Nonethesless, using Jelenius’ methodology it is possible to find (a) the vulnerability cost of using a particular route (or link on a route) in a transportation network and also (b) the vulnerability cost of location in relation to the neighbouring transportation network. One application that comes to this is avalanche and rock fall protection. In the mid-nineties (to be updated this year) the Norwegian Public Roads Administration surveyed “all” potential hazard sites in the region of More og Romsdal, registering frequency of occurrences and past closure times and suggesting abatements, including how much these would cost.
However, the work stopped here, most likely since although the cost-benefit ratio for each site could be calculated, ranking the sites in a sensible manner may have proven too difficult, not to mention probable budget constraints. In this case, one could have used Jenelius et al. (1996) to calculate the disruption costs for all O-D pairs, combine this with the probability of failure and the duration thereof, and then matched with the sum of the abatement costs for all O-D pairs to suggest where to focus the abatement efforts, by finding the sites with the overall highest benefit/cost-ratio.

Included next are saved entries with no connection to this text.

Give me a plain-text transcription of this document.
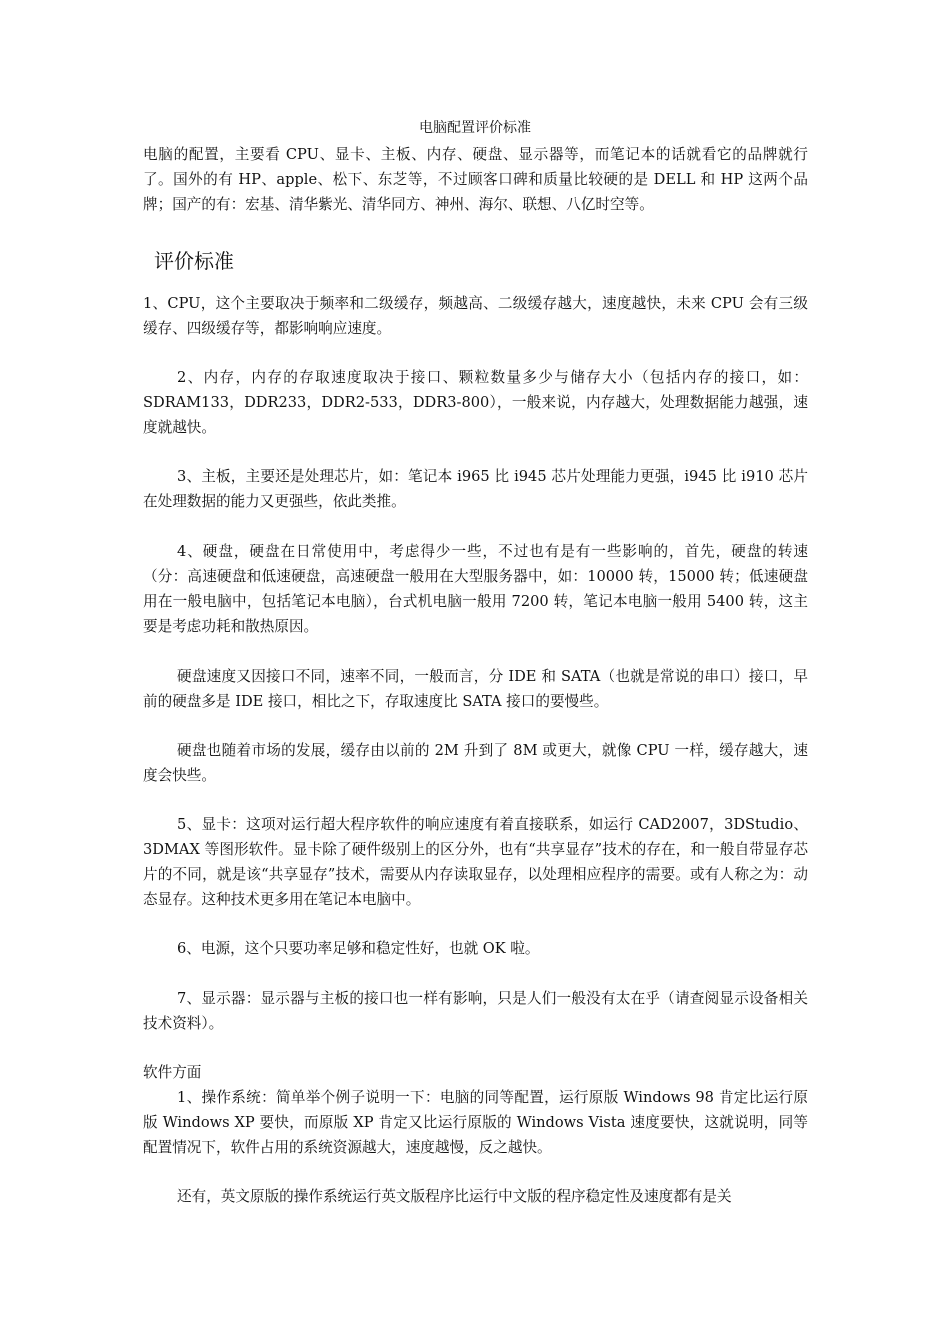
电脑配置评价标准

电脑的配置，主要看 CPU、显卡、主板、内存、硬盘、显示器等，而笔记本的话就看它的品牌就行了。国外的有 HP、apple、松下、东芝等，不过顾客口碑和质量比较硬的是 DELL 和 HP 这两个品牌；国产的有：宏基、清华紫光、清华同方、神州、海尔、联想、八亿时空等。

评价标准

1、CPU，这个主要取决于频率和二级缓存，频越高、二级缓存越大，速度越快，未来 CPU 会有三级缓存、四级缓存等，都影响响应速度。

2、内存，内存的存取速度取决于接口、颗粒数量多少与储存大小（包括内存的接口，如：SDRAM133，DDR233，DDR2-533，DDR3-800），一般来说，内存越大，处理数据能力越强，速度就越快。

3、主板，主要还是处理芯片，如：笔记本 i965 比 i945 芯片处理能力更强，i945 比 i910 芯片在处理数据的能力又更强些，依此类推。

4、硬盘，硬盘在日常使用中，考虑得少一些，不过也有是有一些影响的，首先，硬盘的转速（分：高速硬盘和低速硬盘，高速硬盘一般用在大型服务器中，如：10000 转，15000 转；低速硬盘用在一般电脑中，包括笔记本电脑），台式机电脑一般用 7200 转，笔记本电脑一般用 5400 转，这主要是考虑功耗和散热原因。

硬盘速度又因接口不同，速率不同，一般而言，分 IDE 和 SATA（也就是常说的串口）接口，早前的硬盘多是 IDE 接口，相比之下，存取速度比 SATA 接口的要慢些。

硬盘也随着市场的发展，缓存由以前的 2M 升到了 8M 或更大，就像 CPU 一样，缓存越大，速度会快些。

5、显卡：这项对运行超大程序软件的响应速度有着直接联系，如运行 CAD2007，3DStudio、3DMAX 等图形软件。显卡除了硬件级别上的区分外，也有“共享显存”技术的存在，和一般自带显存芯片的不同，就是该“共享显存”技术，需要从内存读取显存，以处理相应程序的需要。或有人称之为：动态显存。这种技术更多用在笔记本电脑中。

6、电源，这个只要功率足够和稳定性好，也就 OK 啦。

7、显示器：显示器与主板的接口也一样有影响，只是人们一般没有太在乎（请查阅显示设备相关技术资料）。

软件方面

1、操作系统：简单举个例子说明一下：电脑的同等配置，运行原版 Windows 98 肯定比运行原版 Windows XP 要快，而原版 XP 肯定又比运行原版的 Windows Vista 速度要快，这就说明，同等配置情况下，软件占用的系统资源越大，速度越慢，反之越快。

还有，英文原版的操作系统运行英文版程序比运行中文版的程序稳定性及速度都有是关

Generalized travel cost or saved travel time, or more specific, the value of saved travel time is normally found by using contingent value (CV) studies, in which respondents are asked how much they would be willing to pay (WTP) for a certain gain in travel time, or how much they would be willing to pay to accept (WTA) a certain increase in travel time.
It should be noted though that the willingness to pay for a certain gain often does not corresponds to the willingness to accept the same amount of loss (Coursey 1987), in that the willingness to accept, or compensation demanded, often far exceeds the price one is willing to pay for a gain of the same size as the loss. What this means is that people tend to underperceive the value of losses and overperceive the value of gains. Nevertheless, CV studies have an important place in assessing the value of costs (compensation demanded) and benefits (gain received).
Within the realm of reliability and vulnerability in the transportation sector it thus should be investigated in what manner transport-dependent entities adapt to transport-related uncertainties, and (a) what cost they choose to bear for this adaptation (which is essentially their WTA), and (b) what price they would be willing to pay (their WTP) to save these costs. Conclusion Reliability and vulnerability are important elements in ensuring a smooth 24/7 operation of transportation networks, road networks in particular, and cost-benefit analyses of transportation projects should take this into account.
One way of doing this is to say that investments in improved reliability constitute a cost and thereby saved disruption costs constitute a benefit. To make a project viable in a cost-benefit sense the net present value should be positive. In this case: the present value of future disruption costs should outweigh the presently needed investment to achieve the future return. Both gains and losses in travel cost and investment cost need to be assessed carefully, but if done properly, it should be possible to develop a vulnerability index for a road network that is able to assign to both usage of and location on a particular part of the network.